Thought I’d seen this a long time ago, but maybe I’ve confused it with The Conformist again. MA: “Actually, the entire story takes place in a short period of one day, from early morning until some time before sunset” – that’s not true, it’s set in four countries and we see a UK newspaper article about Jack’s death in Africa, and we see Jack’s appointments spread across a week in the book. Maybe he meant as the film was originally written. The fourth movie I’ve seen in the last few years to play in the 1975 competition at Cannes. Argh, the execution footage in this wasn’t faked.

Las Ramblas:

Beautiful, sedate b/w photography.

A kid wants to get out of the country, makes some money on the khat harvest.

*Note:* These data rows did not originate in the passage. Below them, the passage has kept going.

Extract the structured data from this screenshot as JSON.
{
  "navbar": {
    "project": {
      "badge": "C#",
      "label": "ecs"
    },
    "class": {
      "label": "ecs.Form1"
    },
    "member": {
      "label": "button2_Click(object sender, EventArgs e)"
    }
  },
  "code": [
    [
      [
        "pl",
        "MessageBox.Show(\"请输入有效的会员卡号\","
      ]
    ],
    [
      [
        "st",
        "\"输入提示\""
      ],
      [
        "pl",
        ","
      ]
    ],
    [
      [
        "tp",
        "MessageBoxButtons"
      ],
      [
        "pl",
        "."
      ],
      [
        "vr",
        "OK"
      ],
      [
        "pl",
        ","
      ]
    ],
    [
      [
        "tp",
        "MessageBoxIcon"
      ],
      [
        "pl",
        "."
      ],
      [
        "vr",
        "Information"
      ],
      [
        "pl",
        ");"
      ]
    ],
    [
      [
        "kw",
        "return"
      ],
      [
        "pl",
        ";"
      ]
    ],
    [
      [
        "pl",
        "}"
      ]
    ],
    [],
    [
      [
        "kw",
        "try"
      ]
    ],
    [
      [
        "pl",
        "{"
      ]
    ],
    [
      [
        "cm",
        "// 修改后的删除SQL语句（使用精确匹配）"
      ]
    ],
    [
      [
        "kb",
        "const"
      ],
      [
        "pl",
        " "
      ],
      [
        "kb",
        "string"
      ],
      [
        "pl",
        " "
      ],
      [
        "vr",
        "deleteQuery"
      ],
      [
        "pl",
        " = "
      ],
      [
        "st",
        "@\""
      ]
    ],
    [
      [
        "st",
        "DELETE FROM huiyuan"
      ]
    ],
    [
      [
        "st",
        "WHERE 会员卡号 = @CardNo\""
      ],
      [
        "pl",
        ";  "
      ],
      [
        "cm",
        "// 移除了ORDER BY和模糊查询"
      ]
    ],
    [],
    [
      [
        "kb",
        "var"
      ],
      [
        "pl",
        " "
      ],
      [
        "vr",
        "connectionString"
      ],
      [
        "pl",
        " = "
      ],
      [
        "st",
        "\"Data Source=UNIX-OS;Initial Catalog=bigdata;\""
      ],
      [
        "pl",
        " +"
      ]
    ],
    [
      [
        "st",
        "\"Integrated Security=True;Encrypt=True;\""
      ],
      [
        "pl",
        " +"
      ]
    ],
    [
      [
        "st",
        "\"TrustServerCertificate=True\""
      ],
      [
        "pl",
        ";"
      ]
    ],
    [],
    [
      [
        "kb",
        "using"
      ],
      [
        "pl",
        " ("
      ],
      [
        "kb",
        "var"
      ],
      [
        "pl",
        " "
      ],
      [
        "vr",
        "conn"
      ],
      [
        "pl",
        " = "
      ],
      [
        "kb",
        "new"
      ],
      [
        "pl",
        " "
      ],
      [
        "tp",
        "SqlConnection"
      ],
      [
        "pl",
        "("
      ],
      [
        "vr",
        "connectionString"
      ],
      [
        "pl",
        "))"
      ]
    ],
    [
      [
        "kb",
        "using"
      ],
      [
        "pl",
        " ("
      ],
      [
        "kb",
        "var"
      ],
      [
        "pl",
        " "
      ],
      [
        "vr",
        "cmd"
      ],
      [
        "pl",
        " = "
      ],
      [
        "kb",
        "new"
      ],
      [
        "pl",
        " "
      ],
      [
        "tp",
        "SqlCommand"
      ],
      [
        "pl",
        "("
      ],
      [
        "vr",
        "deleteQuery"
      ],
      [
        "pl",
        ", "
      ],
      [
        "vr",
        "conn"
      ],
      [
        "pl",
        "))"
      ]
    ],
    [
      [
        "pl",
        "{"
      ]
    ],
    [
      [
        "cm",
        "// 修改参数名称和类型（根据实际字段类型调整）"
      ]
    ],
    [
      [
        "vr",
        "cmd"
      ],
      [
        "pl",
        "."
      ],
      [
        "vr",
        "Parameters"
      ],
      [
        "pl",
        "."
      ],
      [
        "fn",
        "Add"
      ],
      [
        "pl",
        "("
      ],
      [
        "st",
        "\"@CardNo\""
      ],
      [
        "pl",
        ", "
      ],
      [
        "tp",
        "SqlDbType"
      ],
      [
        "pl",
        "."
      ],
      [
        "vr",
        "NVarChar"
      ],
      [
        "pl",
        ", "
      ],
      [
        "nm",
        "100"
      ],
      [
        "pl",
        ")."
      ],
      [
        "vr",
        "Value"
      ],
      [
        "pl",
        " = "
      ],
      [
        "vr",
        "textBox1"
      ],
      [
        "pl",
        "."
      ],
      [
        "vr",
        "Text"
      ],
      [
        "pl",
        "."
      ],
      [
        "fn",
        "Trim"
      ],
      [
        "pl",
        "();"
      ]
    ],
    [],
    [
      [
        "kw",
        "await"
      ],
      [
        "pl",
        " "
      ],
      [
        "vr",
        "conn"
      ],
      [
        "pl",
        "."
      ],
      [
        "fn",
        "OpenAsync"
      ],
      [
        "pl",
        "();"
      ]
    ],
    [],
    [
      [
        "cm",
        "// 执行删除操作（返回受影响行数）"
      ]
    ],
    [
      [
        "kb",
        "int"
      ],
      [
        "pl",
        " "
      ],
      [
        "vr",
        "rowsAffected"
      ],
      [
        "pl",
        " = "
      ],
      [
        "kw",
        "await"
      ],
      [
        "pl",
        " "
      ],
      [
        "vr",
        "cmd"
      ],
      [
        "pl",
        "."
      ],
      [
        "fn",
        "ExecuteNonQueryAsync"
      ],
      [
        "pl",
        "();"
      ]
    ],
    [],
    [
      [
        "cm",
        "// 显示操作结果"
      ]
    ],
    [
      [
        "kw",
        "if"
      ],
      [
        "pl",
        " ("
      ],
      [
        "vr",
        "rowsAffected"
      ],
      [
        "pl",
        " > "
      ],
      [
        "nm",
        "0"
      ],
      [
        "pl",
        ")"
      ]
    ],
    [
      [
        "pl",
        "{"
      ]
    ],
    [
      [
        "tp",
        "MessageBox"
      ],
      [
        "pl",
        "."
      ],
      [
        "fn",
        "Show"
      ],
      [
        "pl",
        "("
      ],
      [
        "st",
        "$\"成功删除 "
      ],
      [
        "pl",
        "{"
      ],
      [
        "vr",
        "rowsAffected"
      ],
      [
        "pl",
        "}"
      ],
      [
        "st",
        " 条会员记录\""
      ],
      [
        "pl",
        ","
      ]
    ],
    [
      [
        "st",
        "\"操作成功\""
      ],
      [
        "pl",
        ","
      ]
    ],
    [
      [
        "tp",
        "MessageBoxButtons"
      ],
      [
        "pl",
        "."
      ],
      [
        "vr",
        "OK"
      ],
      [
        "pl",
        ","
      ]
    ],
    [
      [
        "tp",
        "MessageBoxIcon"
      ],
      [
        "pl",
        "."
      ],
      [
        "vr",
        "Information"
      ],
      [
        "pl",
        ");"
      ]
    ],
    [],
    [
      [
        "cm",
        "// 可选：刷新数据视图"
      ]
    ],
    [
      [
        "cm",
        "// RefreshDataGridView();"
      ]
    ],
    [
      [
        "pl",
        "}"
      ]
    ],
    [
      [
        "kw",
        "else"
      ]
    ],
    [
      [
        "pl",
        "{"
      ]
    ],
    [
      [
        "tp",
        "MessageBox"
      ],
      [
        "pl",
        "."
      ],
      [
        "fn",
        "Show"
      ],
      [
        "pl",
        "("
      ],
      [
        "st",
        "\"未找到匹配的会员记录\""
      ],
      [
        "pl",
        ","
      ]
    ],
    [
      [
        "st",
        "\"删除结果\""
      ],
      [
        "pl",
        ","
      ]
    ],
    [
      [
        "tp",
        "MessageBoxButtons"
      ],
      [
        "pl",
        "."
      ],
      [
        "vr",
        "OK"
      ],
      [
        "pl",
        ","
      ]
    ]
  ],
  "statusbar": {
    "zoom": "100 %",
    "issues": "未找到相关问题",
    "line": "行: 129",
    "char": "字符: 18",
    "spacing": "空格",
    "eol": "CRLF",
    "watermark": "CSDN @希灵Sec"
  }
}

Not a tight story, more of a roaming poetic work, most of which I have completely forgotten, as have the letterboxd commenters who left even shorter write-ups than this one. I sure loved it at the time, tho.

A Thousand Suns (2013, Mati Diop)

Starts with very few indications that it’s not a purely observational doc following the lead actor of Touki Bouki making his way to an anniversary screening, but by the end we’re in a new realm with nude women in the Alaskan snow. Nice use of Tex Ritter’s “High Noon”

Diop in Cinema Scope:

The sole element of reality that I kept in my film is that Magaye Niang stayed in Dakar and Myriam Niang left for Alaska. From there I took fictional liberties, but the phone conversation that is heard in the film remains quite faithful to the real conversation that I recorded between the two actors. Nothing is true and nothing is false in my film.


Metaphor or Sadness Inside Out (2014, Catarina Vasconcelos)

The metaphor is an elephant. Bookending square-frame film segments with HD in the middle, circling around memories of a mother who died when her kids were teens. More focus on family, photos and letters – a proto-Metamorphosis of Birds that stands well on its own, and an example of how to use home movies and photographs in poetic ways.


A So-Called Archive (2020, Igwe Onyeka)

Upbeat promo soundtrack introduces a museum while the camera shows its pigeon-infested remains, tracing cobwebs, tattered filmstrips and lines of decay. Filmed inside two shuttered colonial archives in UK and Nigeria, this was already a fascinating little movie and the online description only improves it.

Watched for the Mdou Moctar music, spent the runtime trying to remember Purple Rain. Mdou is new in a Niger town, takes on the local guitar king, but Mdou’s dad disapproves of his music and destroys his guitar. Can he impress the cute girl, find a new left-handed guitar in time for the big competition, and write a killer new song that’s even better than his previous song, which rival Morris Day Kader has stolen for his own band? Yes!